— Когда?
— В будущем. — Дедушка хмурится, но я все равно продолжаю: — Итак, книга есть, но у нее другой автор…
— Может, дадим ему или ей имя?
— Да. Ее зовут Табита Парадокс.
— Хорошо. — Дедушка помешивает суп на плите.
— О'кей, значит, Табита пишет книгу. Когда Генри оказывается в будущем, именно эту книгу он и находит.
— Но на ней стоит его имя.
— Да, знаю! Это я и пытаюсь объяснить. В тот миг, когда он видит книгу, происходит временной сдвиг, и ее имя превращается в его, так как в этот момент и изменяется история. Он, конечно же, ничего не замечает, ведь все происходит меньше чем за долю секунды. Разве что он слышит треск в воздухе или ощущает вдруг порыв холодного ветра.
В последнее время я зачитывалась научной фантастикой, и мне кажется, что я знаю, какие ощущения должна вызывать рябь на поверхности времени.
— Но он все равно возвращается в свою эпоху и пишет книгу?
— Да.
— Но тогда парадокс остается.

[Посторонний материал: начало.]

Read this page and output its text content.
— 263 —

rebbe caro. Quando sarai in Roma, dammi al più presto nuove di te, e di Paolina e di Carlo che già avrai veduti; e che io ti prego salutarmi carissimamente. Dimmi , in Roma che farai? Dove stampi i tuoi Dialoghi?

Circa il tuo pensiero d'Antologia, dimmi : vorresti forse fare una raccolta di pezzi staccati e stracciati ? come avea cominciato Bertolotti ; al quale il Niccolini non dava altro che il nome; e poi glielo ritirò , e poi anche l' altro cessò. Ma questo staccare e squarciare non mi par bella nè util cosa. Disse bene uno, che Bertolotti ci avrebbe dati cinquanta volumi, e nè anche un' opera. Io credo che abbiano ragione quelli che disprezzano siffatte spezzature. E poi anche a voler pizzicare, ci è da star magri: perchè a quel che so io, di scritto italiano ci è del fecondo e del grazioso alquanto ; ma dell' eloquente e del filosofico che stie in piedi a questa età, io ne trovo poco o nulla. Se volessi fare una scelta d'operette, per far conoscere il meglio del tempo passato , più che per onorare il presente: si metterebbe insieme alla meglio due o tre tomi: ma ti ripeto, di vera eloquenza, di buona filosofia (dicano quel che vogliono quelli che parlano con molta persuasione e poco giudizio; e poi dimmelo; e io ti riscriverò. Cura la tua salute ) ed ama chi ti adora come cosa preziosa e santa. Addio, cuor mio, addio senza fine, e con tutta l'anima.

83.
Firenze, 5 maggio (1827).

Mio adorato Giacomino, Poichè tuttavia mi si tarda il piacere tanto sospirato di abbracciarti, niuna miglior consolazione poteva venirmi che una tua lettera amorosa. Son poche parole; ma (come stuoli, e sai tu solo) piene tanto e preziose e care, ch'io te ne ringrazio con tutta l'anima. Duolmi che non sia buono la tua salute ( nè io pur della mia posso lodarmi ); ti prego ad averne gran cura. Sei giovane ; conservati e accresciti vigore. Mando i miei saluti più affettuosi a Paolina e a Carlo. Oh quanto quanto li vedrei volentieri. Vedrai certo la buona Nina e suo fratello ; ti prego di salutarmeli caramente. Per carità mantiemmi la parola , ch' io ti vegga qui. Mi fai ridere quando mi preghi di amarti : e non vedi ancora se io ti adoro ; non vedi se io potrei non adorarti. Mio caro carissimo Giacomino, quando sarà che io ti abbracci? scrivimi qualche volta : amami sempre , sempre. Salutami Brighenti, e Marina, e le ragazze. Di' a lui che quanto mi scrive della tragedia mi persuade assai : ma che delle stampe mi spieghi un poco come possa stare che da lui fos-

Табита не может написать свою книгу, потому что та к ее эпохе уже будет существовать. Книга будет написана еще до ее рождения. Ее идеи не будут революционными, потому что они уже будут известны — благодаря книге Генри Хамфри…
— Которую написала она! — восклицаю я. — Как он мог написать книгу без Табиты?
— Ну, вот тебе и парадокс, — говорит дедушка. — Кто же все-таки ее написал? Если это был Генри, тогда он взял информацию из ниоткуда. Но Табита не может быть автором, потому что к моменту ее рождения книга уже будет существовать, и на ней будет имя Генри.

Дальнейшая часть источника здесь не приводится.